First, at the national level, states must prosecute their own returning ‘foreign fighters’. States should prioritize prosecutions rather than denying their nationals the right to return home. Cancelling passports or stripping citizenship may simply enable ‘terrorists’ to keep killing people in foreign countries, thus shifting the burden onto other states.

Secondly, given their proximity to the conflicts, perpetrators and witnesses, national prosecutions will be especially important in states such as Iraq, Jordan, Turkey and Lebanon. The key challenges will be to avoid partisan or sectarian ‘victors’ justice’, unfair trials and the death penalty. International technical assistance could be provided for investigations, evidence gathering, witness protection, detention monitoring and trials.

Thirdly, there remains the possibility of a hybrid tribunal applying domestic law, like those in Cambodia, Lebanon, Timor Leste, Kosovo and Sierra Leone. While these are usually established with the UN, a novel alternative would be for coalitions of states to create a special court in a willing country. All states have a right to exercise universal jurisdiction over international crimes wherever committed, so UN authorization is unnecessary.

This approach would face inevitable challenges in securing evidence, witnesses and custody of offenders. Even the Special Tribunal for Lebanon, backed by the UN, has been unable to apprehend any defendants and has problematically pursued trials in absentia. A national body would have no extraterritorial enforcement powers, absent Security Council backing. Foreign state perpetrators, including Syria, Iraq, Russia and Iran, would probably refuse to cooperate – although selective prosecutions are better than none.

A single state would also struggle to bear the resource and security burdens of prosecuting and imprisoning the major perpetrators, making international assistance all the more pressing. International justice is often unfairly criticized as too expensive, but it is cheap compared to the vast costs of military operations. Fair trials must nonetheless be practical and expeditious, and avoid the long delays that have dogged most international tribunals.

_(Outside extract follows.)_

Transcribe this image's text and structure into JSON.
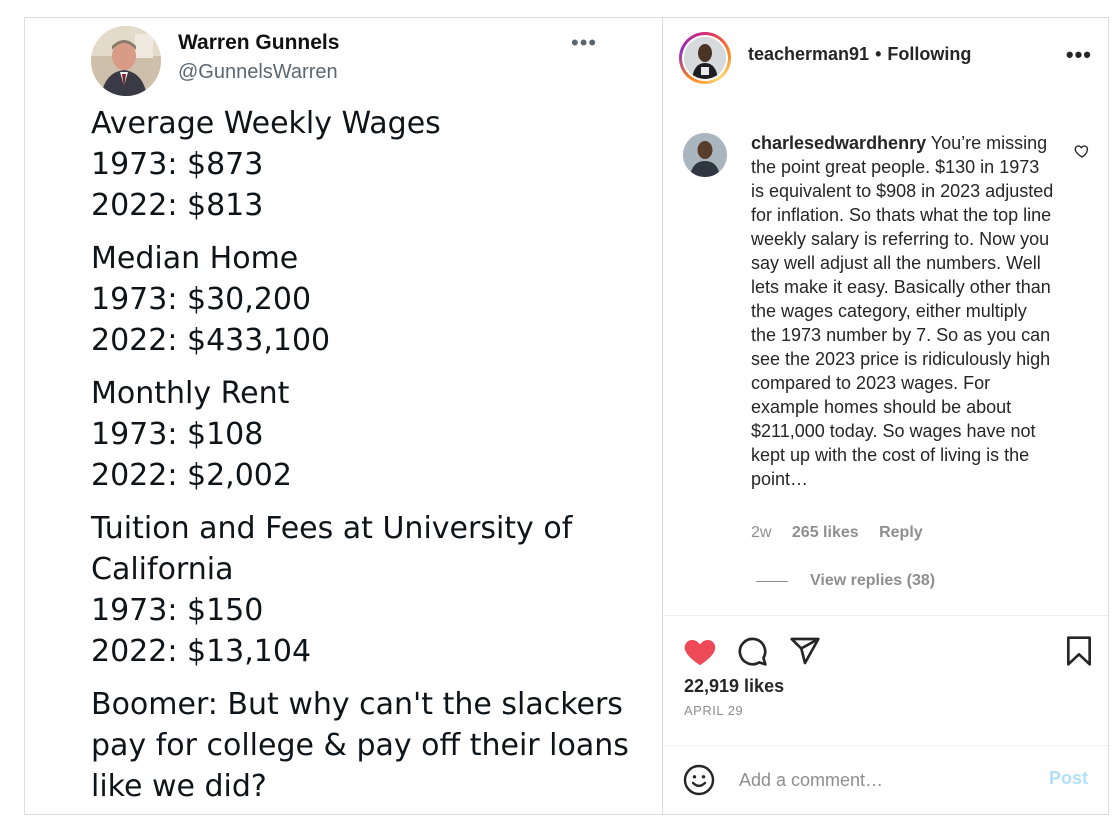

Fourthly, all parties to the conflicts must genuinely punish their own atrocities, and not focus selectively on those of a common enemy like Islamic State in Iraq and Syria (ISIS). Civil society must also be supported to engage in accountability processes.

Fifthly, another avenue for justice during conflict may be certain non-state armed groups. While there are legitimate concerns about their capacity to provide fair trials and humane detention, they should not be ruled out as agents of accountability (including for their own violations), particularly if given assistance.

Whatever routes to justice are pursued, it may be tempting to severely punish ‘terrorists’ and war criminals as beyond deterrence or redemption. However, deradicalization and rehabilitation should not be dismissed in the rush to punishment. Fighters who have not committed crimes should be given amnesties and be demobilized and reintegrated, to prevent violence recurring.

Finally, regardless where and when trials may take place, right now the international community needs to create an enabling environment for future prosecutions to succeed. As ISIS is pushed back, more resources and expertise could be devoted to gathering primary evidence while it is forensically fresh on the ground and in the minds of living witnesses, including refugees.

This could be channelled through existing formal monitoring processes, such as the UN Human Rights Council’s International Commission of Inquiry on Syria, or through more informal initiatives such as the Western-funded Commission for International Justice and Accountability, the Syria Justice and Accountability Centre, Amnesty International, Human Rights Watch, or new efforts. All states could also share more intelligence with investigators.

The world is facing an acute crisis of accountability in Syria and Iraq. This is having ripple effects and enabling atrocities in other conflicts like Yemen. It is threatening the hard-won global normative consensus on restraint in war, so painstakingly negotiated over two centuries. A renewed effort is required to reinvigorate humanity in war, and to ensure that the idea of justice in war does not disappear.